Con todas las cautelas, las autoridades científicas señalan que no hay pruebas de reinfección. Los casos dudosos que han surgido en China tendrían que ver más con altas precipitadas o con errores en los tests. Y en muchos círculos viene hablándose de la ayuda que puede proporcionar el buen tiempo. A priori, el calor y el sol no le sientan bien a los virus. Y así ocurre, por ejemplo, con la gripe común. Sin embargo, en Singapur, con un clima templado y humedad, similar a nuestra primavera, la cadena de transmisión ha seguido. Parece de momento más acertado jugar las bazas del aislamiento y la higiene que confiar en una meteorología favorable.

¿Luz al final del túnel?

Y la gran pregunta es cuándo acabará esta pesadilla. Y aquí es donde más dudas surgen, desde las más optimistas a las más preocupantes. Pueden darse tres escenarios: por un lado, que una vacuna efectiva acabe con el virus, como ocurre con infecciones como el sarampión. También puede ocurrir, como con la gripe estacional, que se desarrolle una vacuna, pero que haya que crearla de manera anual para mitigar sus efectos. Y el escenario más pesimista dibuja un panorama en el que no exista una vacuna efectiva y se intente luchar con fármacos para intentar cronificar la enfermedad, como ocurre con el VIH.
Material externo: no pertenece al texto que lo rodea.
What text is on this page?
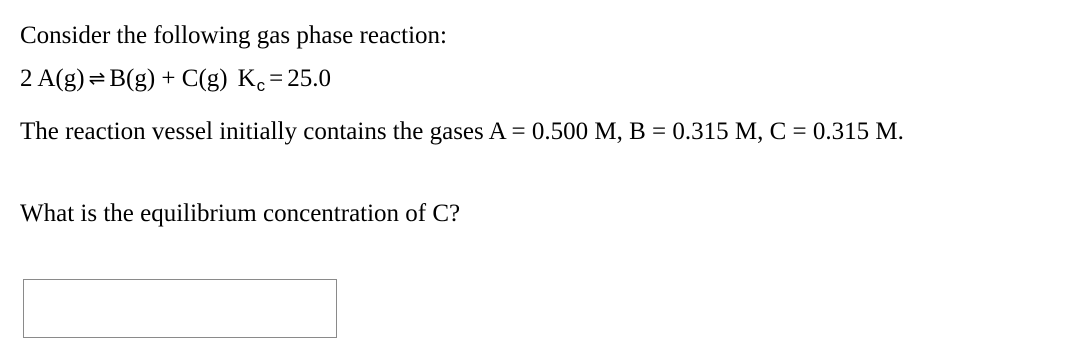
Consider the following gas phase reaction:
2 A(g) ⇌ B(g) + C(g) $K_c = 25.0$
The reaction vessel initially contains the gases A = 0.500 M, B = 0.315 M, C = 0.315 M.
What is the equilibrium concentration of C?
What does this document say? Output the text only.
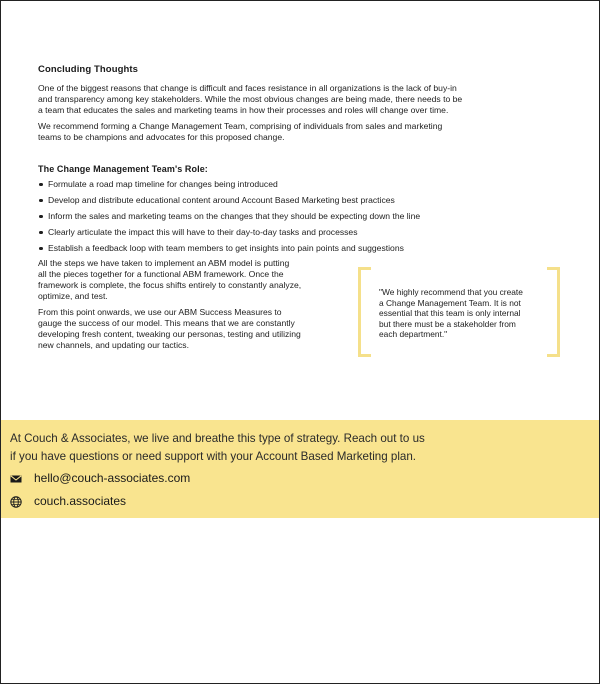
Concluding Thoughts

One of the biggest reasons that change is difficult and faces resistance in all organizations is the lack of buy-in

and transparency among key stakeholders. While the most obvious changes are being made, there needs to be

a team that educates the sales and marketing teams in how their processes and roles will change over time.

We recommend forming a Change Management Team, comprising of individuals from sales and marketing

teams to be champions and advocates for this proposed change.

The Change Management Team's Role:
Formulate a road map timeline for changes being introduced
Develop and distribute educational content around Account Based Marketing best practices
Inform the sales and marketing teams on the changes that they should be expecting down the line
Clearly articulate the impact this will have to their day-to-day tasks and processes
Establish a feedback loop with team members to get insights into pain points and suggestions

All the steps we have taken to implement an ABM model is putting

all the pieces together for a functional ABM framework. Once the

framework is complete, the focus shifts entirely to constantly analyze,

optimize, and test.

From this point onwards, we use our ABM Success Measures to

gauge the success of our model. This means that we are constantly

developing fresh content, tweaking our personas, testing and utilizing

new channels, and updating our tactics.

"We highly recommend that you create
a Change Management Team. It is not
essential that this team is only internal
but there must be a stakeholder from
each department."
At Couch & Associates, we live and breathe this type of strategy. Reach out to us
if you have questions or need support with your Account Based Marketing plan.
hello@couch-associates.com
couch.associates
El jefe del equipo de expertos clínicos sobre el covid-19 de Shanghai, Zhang Wenhong, señaló recientemente que Europa debe "renunciar a la idea de que la pandemia terminará pronto" y en su lugar "debe prepararse para una batalla que podría durar hasta dos años". El experto hizo estas declaraciones, recogida por el diario chino South China Morning Post, en una videoconferencia organizada por el consulado chino en Düsseldorf (Alemania).

"Si el mundo entero pudiera dejar de moverse durante cuatro semanas, la pandemia podría detenerse"

"Sería perfectamente normal que el virus vaya y venga, y dure uno o dos años", señaló el experto, que incidió sobre las medidas de aislamiento: "Para resolver este brote en un corto período de tiempo, las medidas tienen que ser extremadamente radicales. Si el mundo entero pudiera dejar de moverse durante cuatro semanas, la pandemia podría detenerse. Pero no puedo imaginar que ocurra una suspensión global total. Ni siquiera en Alemania o Europa". Según Zhang, que además es director del departamento de enfermedades infecciosas del Hospital Huashan de la Universidad de Fudan en Shanghái, la epidemia en China alcanzaría su punto máximo entre abril y junio, antes de retroceder en verano, regresar esporádicamente durante el otoño y el invierno, y volver a alcanzar su punto máximo, aunque probablemente en menor escala, la próxima primavera.